I’ve been writing this affirmation in my journal every night for at least two years now to turn its wisdom into second nature: Every thought, feeling, sensation, and experience comes and goes like the ocean’s waves. This too shall pass. During my hardest moments, visualizing this imagery of the ebbs and flows of the tides really helps.
This seaside visual is uncoincidentally the first thing the viewer sees in Kenneth Lonergan’s 2016 film Manchester by the Sea. The film follows the story of a depressed and grieving janitor, Lee Chandler (Casey Affleck), living and working in Quincy, Massachusetts, which is about twenty-five or so minutes from my hometown. Lee becomes the legal guardian of his nephew Patrick (Lucas Hedges) after the passing of his brother Joe (Kyle Chandler). He then must move to Manchester-by-the-Sea, at least temporarily during that winter, to make funeral arrangements and care for Patrick. It is here where he runs into his ex-wife, Randi (Michelle Williams), and other painful reminders of his past, including an existential loss a few years prior
Although the titular location is a little over an hour from where I was born and raised, it captures the mundane beauty of living in a small town in New England like no other film, much to the credit of cinematographer Jody Lee Lipes. During some stretches of winters here, the days are as dim as the nights, bending the parameters of how much darkness a single day can stand to carry. Howling wind might sweep down the streets and make the earth our lives are grounded on quiver. Lakes and ponds that glistened under the summer sunshine not too long ago might go stagnant or frozen. In the dead of winter, the skin between my thumb and index finger always dries out, rough as sandpaper. Snow banks pile up at the edges of sidewalks before going gray and dying. I might daydream about spending my days writing in Cork—and I’ll get there again—but I know I wouldn’t want it any other way when I see the bare trees in my yard stand tall against falling snow, the ends of their branches budding with promises yet to be actualized.

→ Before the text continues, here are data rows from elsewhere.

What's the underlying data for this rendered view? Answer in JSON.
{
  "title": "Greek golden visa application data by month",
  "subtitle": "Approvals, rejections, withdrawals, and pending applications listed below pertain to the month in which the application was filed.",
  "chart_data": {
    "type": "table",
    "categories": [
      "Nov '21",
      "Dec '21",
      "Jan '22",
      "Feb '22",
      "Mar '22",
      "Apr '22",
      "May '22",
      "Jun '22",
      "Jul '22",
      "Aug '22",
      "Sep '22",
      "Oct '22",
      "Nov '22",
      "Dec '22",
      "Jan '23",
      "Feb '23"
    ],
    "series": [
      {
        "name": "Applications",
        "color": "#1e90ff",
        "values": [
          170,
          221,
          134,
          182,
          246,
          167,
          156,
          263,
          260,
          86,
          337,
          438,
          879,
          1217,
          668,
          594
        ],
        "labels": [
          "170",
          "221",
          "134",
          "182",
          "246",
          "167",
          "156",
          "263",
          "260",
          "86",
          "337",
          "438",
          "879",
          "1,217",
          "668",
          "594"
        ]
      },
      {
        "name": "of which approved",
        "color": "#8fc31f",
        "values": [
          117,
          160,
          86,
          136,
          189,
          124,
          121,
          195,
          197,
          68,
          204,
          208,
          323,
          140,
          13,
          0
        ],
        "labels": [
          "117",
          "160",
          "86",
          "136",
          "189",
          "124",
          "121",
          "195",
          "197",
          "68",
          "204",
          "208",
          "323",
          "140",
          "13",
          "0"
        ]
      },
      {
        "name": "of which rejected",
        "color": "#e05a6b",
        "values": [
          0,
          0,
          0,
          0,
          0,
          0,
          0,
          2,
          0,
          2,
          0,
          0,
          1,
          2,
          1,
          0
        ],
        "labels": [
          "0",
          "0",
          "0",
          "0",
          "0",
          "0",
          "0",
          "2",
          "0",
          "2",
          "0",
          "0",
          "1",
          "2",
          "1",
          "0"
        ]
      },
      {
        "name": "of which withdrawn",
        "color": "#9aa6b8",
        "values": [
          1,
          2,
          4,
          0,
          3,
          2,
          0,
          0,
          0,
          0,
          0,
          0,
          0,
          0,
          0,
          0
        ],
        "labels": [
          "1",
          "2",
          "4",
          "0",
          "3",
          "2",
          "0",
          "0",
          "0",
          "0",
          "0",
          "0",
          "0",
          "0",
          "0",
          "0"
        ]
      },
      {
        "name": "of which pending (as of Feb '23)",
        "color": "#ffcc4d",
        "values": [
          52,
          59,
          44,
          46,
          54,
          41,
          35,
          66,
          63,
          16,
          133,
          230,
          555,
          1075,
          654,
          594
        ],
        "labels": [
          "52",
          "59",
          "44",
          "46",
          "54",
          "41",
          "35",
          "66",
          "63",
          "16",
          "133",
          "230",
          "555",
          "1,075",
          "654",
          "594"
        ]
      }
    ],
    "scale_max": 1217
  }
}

Combining the authenticity of the setting with its familiar sense of humor, I still can’t say Manchester by the Sea feels like home. The film feels more like returning to a place I once called home—the house I lived in for the first seven years of my life or my junior and senior year dorm rooms where I experienced some of my happiest memories yet—and wishing I could spend one more night.
This is probably why I decided to watch the film for the first time as a lonely college freshman. By the time Lesley Barber’s hauntingly beautiful “Manchester by the Sea Chorale” played over the end credits, I knew I had found a new favorite movie—not just because it patched up my homesickness. I was eighteen, still caught up in guilt from something that happened to a friend two years prior; it could be best described as life-disrupting. I convinced myself I could see the blame in her family’s eyes when we encountered each other at cross-country meets, at the YMCA, or at the grocery store. Of course, I blamed myself more than they ever could, for a very long time after. It wasn’t healthy for my developing brain at age sixteen to carry around that much guilt, all of it unnecessary. Now and then, I still have nightmares where I am responsible for a living being and fail horribly, the results catastrophic.
I wish the film’s story made me realize how futile all that suffering I put myself through was, but it didn’t; that could only be healed by time passing. By that point, I convinced myself that everyone was sick of hearing about it, and I didn’t want to talk about it anymore either. The guilt that undergirds Manchester by the Sea resonated and provided a place to finally let some of it go. Though the film is beyond devastating, watching it alone in my dorm room on a winter night during the school week more than five years ago, in a strange way, helped me move closer to peace. Generally, life is only getting better as I grow older; I now see that the things my family and friends tried to tell me back then were absolutely right—it really was not my fault. And I know I’m not alone in these feelings.
When writing about the film, it feels important to note that Lonergan said to Rolling Stone about the film in 2016, “Some people can’t get over something major that’s happened to them at all; why can’t they have a movie too? Why can’t there be one film about somebody who doesn’t magically bounce back?” While appreciating the writer-director’s intentions, I believe the film is simultaneously life-affirming. Being tasked with caring for Patrick transforms Lee. He still might want to die a lot of the time, but by the film’s end, he is no longer just living like he’s waiting to die. In death, Joe gave Lee a gift by making him Patrick’s guardian, challenging him to open himself back up to moments of happiness and love again. Lee and Randi both will never be okay; as Randi said to him, her heart will always be broken. Pain comes and goes like the tides, but we weather the changes like stones and stay together on the shoreline.